When was the last time they’d been husband and wife? Before her hemorrhage. Before December, anyway. And before that, after she’d begun to lose weight and Dr. Erringer had informed her that consumption was not hereditary as people had believed all these years but a disease caused by infectious agents, by microbes that were so small as to be invisible, she’d been afraid for Will, afraid of infecting him, and yet he was needful and she was too and their marital relations went on. With one proviso: she wouldn’t kiss him. Wouldn’t kiss anyone, not even Edith — not on the lips. That was her true terror — not that she herself would succumb, which on her bad days she saw as increasingly inevitable no matter how much Will tried to talk it away, but that she would infect the ones she loved the most.

She turned away from the mirror, buttoned herself up and crossed back to the bed. The chill of the place — of a room in a wind-besieged house that had been allowed to go cold because there was no one there to feel it, because it had been derelict, run-down, cheerless — set her to shivering, and she wouldn’t wrap herself in the filthy bedding no matter if she shivered to death, but she laid herself down on the mattress, using one arm for a pillow, pulled up her legs and curled into herself. Sleep, that was what she needed. If she could just rest a bit, she’d feel better, she knew she would. She closed her eyes. Her breathing slowed. And the room, with its wheeling drift of dirt and the stained armoire in one corner and the chamber pot in the other, vanished into nothingness.

The Kitchen

She awoke to a distant thumping, as if to the beating of an outsized heart, a heart as big as the house itself. Thump, thump, thump. For the first moment, staring at the unfamiliar walls, she didn’t know where she was, and then it all came back to her in a rush: she was on an island raked with wind, an island fourteen miles square set down in the heaving froth of the Pacific Ocean, and there was nothing on it but the creatures of nature and an immense rolling flock of sheep that were money on the hoof, income, increase, bleating woolly sacks of greenback dollars — or at least that was the way Will saw it. Will, whose footsteps, heavy tread, were coming up the stairs to her, thumping, thumping. She held herself very still, counting off the intervals between her breaths, fighting back the urge to cough because one cough, the first one, would lead to another and then another, till the whole unraveling skein played itself out all over again.

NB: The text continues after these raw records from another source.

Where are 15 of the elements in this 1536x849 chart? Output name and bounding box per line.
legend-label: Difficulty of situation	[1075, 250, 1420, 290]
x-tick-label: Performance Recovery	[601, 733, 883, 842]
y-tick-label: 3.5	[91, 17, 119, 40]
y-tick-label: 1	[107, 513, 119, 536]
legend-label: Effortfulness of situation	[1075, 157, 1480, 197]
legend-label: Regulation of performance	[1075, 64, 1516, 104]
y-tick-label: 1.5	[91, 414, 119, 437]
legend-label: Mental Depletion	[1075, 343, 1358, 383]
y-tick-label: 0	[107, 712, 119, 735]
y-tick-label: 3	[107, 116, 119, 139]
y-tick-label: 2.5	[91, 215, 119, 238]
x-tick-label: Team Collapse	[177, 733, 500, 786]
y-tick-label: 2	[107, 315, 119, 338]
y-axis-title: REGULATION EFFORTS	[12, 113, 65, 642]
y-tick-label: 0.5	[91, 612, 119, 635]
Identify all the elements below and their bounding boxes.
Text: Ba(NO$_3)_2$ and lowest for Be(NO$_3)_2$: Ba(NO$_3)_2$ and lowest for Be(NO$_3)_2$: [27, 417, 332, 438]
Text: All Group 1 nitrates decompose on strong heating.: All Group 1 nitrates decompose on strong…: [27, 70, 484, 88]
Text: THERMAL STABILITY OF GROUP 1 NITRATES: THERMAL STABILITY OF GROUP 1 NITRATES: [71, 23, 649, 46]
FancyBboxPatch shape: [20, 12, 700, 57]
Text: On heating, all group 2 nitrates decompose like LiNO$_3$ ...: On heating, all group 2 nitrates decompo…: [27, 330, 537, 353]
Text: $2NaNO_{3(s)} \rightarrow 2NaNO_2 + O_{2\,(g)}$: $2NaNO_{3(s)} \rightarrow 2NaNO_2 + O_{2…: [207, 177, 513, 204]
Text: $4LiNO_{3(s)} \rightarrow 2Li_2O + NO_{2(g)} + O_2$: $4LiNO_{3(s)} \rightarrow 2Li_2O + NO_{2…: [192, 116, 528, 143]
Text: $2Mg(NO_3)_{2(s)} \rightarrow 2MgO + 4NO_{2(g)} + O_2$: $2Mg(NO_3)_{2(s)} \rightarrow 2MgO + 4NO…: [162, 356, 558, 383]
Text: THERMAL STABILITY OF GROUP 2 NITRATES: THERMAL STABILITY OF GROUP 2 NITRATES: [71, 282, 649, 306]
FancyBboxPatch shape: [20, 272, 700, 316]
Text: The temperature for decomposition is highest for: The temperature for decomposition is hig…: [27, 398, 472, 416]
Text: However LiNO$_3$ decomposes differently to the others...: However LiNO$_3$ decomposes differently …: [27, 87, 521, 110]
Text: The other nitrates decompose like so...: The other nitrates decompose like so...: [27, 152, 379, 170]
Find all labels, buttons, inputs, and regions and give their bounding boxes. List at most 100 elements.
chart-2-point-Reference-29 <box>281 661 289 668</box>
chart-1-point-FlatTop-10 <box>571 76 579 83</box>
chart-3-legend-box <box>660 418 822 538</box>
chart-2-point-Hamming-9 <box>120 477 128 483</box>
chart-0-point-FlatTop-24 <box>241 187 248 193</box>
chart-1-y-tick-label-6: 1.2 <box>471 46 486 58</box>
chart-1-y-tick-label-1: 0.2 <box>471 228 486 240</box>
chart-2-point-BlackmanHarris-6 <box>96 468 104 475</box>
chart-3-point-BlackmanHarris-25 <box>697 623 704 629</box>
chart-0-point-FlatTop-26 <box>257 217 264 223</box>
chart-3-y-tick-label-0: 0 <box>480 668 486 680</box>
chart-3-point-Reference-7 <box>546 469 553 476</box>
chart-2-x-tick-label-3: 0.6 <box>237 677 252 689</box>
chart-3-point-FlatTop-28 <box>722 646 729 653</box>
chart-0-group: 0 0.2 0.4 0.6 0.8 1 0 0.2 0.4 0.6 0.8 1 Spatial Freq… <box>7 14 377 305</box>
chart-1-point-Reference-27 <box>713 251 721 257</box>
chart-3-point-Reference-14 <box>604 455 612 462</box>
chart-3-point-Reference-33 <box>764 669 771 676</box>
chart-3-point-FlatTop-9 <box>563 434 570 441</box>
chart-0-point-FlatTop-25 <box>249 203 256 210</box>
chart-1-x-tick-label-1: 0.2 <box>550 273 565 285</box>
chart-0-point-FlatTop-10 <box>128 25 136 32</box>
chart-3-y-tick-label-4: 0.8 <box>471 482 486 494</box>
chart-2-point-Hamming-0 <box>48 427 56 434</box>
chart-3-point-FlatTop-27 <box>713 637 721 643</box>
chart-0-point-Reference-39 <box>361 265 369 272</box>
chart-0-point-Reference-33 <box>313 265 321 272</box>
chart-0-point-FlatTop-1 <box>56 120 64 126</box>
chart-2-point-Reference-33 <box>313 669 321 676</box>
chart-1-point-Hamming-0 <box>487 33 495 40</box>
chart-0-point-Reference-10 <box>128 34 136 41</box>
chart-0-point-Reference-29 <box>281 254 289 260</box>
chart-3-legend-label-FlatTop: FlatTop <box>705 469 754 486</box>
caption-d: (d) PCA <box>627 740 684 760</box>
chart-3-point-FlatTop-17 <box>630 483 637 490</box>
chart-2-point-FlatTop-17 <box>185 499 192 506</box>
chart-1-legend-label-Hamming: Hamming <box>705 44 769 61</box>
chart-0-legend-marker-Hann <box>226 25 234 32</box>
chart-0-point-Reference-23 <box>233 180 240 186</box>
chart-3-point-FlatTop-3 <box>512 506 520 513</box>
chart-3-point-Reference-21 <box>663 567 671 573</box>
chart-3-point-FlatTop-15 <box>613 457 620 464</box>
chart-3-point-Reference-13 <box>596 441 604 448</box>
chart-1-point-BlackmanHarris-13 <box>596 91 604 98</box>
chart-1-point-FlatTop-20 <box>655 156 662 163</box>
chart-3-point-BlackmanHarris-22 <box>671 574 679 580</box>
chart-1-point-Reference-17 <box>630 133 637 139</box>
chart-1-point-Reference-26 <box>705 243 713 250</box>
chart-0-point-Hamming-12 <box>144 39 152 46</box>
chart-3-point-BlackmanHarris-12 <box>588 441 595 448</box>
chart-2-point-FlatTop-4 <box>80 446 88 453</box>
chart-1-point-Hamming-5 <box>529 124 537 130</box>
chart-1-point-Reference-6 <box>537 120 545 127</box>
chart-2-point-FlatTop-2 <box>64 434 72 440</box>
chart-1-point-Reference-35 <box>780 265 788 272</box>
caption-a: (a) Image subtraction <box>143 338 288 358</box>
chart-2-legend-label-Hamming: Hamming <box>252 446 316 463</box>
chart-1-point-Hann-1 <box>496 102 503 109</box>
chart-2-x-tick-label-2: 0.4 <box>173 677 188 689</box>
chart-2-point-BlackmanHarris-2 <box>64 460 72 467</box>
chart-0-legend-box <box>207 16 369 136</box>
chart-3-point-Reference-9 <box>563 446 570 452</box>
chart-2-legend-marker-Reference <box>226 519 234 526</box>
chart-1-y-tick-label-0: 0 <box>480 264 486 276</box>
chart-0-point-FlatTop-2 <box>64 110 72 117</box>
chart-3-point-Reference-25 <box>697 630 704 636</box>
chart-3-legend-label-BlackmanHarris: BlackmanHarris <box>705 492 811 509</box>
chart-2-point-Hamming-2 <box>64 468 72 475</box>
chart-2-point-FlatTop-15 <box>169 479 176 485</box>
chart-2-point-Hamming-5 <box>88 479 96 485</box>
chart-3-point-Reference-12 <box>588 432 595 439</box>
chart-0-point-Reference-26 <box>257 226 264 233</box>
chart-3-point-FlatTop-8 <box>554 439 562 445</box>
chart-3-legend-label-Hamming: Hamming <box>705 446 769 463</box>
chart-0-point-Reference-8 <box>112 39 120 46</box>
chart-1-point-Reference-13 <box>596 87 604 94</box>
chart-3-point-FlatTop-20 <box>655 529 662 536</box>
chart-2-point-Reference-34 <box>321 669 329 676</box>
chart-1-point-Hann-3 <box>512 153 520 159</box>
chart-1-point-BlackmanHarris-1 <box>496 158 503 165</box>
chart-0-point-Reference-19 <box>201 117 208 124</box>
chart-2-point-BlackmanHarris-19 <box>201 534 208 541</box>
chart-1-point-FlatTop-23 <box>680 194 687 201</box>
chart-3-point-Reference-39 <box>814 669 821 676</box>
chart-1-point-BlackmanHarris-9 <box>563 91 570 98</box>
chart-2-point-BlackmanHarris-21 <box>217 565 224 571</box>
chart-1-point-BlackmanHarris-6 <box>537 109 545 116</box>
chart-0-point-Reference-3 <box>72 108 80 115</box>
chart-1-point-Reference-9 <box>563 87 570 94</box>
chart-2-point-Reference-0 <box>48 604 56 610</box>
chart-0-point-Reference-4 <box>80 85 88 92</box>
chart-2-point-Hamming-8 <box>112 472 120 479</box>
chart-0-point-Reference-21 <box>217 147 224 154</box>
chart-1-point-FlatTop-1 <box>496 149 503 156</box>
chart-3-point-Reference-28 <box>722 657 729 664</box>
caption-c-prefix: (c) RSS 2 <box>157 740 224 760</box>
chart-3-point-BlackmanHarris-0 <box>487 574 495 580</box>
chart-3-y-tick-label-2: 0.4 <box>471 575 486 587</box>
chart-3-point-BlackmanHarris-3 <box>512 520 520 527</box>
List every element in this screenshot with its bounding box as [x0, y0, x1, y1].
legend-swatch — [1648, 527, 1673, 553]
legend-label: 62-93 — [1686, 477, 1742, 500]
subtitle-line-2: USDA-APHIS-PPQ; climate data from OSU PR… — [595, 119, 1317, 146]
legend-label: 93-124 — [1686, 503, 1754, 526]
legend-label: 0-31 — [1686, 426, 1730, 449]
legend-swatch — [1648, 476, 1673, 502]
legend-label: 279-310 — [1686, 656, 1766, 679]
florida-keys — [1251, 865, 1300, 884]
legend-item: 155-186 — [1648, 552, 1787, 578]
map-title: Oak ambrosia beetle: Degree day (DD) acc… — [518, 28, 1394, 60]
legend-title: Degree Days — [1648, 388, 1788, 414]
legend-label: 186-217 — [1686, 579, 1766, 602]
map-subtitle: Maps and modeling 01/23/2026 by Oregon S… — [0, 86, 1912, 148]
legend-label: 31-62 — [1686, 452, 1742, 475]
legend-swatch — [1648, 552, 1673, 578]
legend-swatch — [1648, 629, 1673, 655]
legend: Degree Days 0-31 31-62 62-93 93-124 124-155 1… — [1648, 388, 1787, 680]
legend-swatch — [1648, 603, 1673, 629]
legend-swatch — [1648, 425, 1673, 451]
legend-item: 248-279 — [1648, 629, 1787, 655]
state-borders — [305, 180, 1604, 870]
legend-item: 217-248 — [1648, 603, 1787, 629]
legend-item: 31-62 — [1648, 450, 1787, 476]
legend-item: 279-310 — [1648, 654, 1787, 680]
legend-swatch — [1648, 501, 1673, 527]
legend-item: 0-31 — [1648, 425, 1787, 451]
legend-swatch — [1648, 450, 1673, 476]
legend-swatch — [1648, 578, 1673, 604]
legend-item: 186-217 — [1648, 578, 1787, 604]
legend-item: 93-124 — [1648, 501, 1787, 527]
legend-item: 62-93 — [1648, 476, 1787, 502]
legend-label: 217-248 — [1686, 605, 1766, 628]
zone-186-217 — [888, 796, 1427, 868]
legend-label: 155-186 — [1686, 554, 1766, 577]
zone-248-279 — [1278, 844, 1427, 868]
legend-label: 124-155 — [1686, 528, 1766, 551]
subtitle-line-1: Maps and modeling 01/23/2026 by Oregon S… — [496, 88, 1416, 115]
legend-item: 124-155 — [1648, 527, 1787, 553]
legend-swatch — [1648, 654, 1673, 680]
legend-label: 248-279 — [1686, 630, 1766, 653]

The footsteps stopped outside the door. Then there was a knock and Will’s voice, soft and inquisitive: “Marantha, are you there? Are you asleep?”

She was gathering herself — it was New Year’s Day, they were in their new home, here now and no place else, and they were going to put things in order, celebrate the day, live and breathe and take in the air, the virginal air — but she wasn’t ready yet. She needed a minute. One more minute. She didn’t answer.